Postal workers' leaders offered the Royal Mail a three-month moratorium on industrial action today in an attempt to reach a deal on modernisation and avoid a fresh wave of walkouts.
The Communication Workers Union warned at its annual conference that unless senior managers at the company changed its plans to cut jobs, a national postal dispute was "inevitable".
Postal workers in London have already voted to take strike action, accusing the Royal Mail of "arbitrary" cuts in jobs and services, and ballots for action are planned in other parts of the country.
An emergency motion approved by delegates at the Bournemouth conference during a private debate said Royal Mail should be given a "final opportunity" to transform the business before major industrial conflict becomes "necessary".
The union suggested a three-month moratorium on any industrial action to create the "right environment" for negotiations about modernising the business.
Delegates called for a commitment on a new job security package, improved pay and benefits and a fresh start on employee relations.

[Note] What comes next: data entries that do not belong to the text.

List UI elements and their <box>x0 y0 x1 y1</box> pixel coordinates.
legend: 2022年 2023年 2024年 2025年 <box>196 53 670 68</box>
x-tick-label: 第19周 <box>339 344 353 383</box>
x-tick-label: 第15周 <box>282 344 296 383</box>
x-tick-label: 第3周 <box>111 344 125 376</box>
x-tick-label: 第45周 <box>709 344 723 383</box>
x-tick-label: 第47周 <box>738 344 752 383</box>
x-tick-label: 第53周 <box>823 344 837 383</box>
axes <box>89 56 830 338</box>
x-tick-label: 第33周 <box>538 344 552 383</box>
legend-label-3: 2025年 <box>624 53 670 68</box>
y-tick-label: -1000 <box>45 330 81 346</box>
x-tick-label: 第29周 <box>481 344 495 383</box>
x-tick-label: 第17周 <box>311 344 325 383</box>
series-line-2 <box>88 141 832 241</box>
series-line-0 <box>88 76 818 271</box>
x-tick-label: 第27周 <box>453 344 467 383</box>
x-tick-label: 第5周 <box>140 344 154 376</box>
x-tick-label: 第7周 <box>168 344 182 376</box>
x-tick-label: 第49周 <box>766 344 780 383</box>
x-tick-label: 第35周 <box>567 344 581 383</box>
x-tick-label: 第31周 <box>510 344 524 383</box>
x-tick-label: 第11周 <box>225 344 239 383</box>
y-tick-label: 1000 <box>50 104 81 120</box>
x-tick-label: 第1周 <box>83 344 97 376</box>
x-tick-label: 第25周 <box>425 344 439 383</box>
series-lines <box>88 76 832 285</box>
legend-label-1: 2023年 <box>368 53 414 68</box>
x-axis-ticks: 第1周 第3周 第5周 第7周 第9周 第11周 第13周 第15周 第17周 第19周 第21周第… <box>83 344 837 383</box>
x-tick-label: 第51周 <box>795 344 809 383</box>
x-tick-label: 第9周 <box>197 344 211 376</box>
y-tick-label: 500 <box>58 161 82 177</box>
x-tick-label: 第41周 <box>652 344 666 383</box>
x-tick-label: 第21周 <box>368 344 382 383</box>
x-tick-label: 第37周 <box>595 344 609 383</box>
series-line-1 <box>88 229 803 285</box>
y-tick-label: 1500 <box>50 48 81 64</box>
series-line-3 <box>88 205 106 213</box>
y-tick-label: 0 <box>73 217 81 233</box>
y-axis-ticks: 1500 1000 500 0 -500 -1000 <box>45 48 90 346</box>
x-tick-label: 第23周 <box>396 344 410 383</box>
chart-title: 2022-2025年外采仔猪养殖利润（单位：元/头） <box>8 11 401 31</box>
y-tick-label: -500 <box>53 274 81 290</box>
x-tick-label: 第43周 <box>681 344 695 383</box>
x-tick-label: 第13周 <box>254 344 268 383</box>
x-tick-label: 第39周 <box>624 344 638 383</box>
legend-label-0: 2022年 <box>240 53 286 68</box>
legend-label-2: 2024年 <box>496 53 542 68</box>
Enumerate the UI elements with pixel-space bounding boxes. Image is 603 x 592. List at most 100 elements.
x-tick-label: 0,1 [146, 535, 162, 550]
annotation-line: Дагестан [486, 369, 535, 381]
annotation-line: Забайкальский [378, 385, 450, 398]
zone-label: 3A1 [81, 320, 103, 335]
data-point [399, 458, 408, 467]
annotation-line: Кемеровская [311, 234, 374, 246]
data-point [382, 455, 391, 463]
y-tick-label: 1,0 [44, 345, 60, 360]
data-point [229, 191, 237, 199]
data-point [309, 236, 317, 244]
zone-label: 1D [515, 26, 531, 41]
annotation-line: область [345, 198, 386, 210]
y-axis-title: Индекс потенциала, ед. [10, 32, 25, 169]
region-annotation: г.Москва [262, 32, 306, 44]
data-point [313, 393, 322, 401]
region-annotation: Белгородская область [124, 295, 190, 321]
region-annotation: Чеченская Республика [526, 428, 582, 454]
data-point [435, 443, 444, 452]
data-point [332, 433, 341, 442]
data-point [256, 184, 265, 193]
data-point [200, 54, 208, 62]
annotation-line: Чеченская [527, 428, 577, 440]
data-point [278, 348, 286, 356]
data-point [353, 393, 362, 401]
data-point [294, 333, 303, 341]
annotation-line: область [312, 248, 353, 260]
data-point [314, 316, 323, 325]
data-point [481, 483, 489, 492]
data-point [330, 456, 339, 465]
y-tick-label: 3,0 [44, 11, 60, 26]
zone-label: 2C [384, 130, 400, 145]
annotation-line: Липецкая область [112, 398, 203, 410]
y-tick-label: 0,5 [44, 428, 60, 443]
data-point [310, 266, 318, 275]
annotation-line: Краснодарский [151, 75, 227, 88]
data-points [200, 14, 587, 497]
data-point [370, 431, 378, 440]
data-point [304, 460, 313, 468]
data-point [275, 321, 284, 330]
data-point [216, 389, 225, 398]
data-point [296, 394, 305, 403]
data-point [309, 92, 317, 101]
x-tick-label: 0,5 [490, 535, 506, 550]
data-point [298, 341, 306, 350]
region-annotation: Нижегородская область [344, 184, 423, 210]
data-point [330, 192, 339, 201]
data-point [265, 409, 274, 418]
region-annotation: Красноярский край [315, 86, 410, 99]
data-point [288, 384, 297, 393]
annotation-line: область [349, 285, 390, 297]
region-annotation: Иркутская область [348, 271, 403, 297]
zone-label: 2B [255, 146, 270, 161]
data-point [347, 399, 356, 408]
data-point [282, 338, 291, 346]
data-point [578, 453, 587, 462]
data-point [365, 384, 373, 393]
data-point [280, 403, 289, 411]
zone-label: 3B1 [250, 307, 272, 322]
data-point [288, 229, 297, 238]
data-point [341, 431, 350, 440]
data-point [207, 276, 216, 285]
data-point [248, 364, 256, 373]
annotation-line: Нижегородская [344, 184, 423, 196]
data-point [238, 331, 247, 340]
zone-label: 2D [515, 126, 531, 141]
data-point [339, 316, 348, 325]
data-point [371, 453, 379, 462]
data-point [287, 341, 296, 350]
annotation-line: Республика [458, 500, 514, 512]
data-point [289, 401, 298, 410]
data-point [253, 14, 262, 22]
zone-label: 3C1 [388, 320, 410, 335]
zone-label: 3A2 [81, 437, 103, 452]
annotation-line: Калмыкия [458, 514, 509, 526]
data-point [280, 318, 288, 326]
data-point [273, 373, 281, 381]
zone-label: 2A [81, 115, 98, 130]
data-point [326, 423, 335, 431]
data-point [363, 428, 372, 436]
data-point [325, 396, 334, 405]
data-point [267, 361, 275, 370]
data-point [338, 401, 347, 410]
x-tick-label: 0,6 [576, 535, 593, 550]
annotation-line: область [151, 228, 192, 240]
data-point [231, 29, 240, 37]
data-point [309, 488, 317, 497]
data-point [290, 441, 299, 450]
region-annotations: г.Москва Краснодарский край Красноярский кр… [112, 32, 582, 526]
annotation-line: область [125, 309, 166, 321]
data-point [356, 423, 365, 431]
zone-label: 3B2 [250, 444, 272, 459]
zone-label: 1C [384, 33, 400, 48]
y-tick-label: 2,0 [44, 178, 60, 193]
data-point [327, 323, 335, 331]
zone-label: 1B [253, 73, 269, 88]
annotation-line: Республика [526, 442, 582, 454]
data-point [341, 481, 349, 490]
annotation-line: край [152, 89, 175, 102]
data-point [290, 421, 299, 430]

Officials said the idea of a moratorium was "unusual", adding that it proved the CWU wanted to help deliver modernisation, one of the issues at the heart of the current raging debate about the future of the Royal Mail.
There have been reports that the Government was delaying the passage of the Postal Services Bill, which paves the way for a partial sale of the Royal Mail, in the face of huge backbench opposition from more than 140 Labour MPs.
One Labour MP opposed to the Government's controversial plans said it appeared the issue had been "kicked into the long grass", adding: "I would like to believe this is now dead."
No date has been given for the second reading of the Bill, with time now running out before Parliament closes for the long summer recess in the third week of July.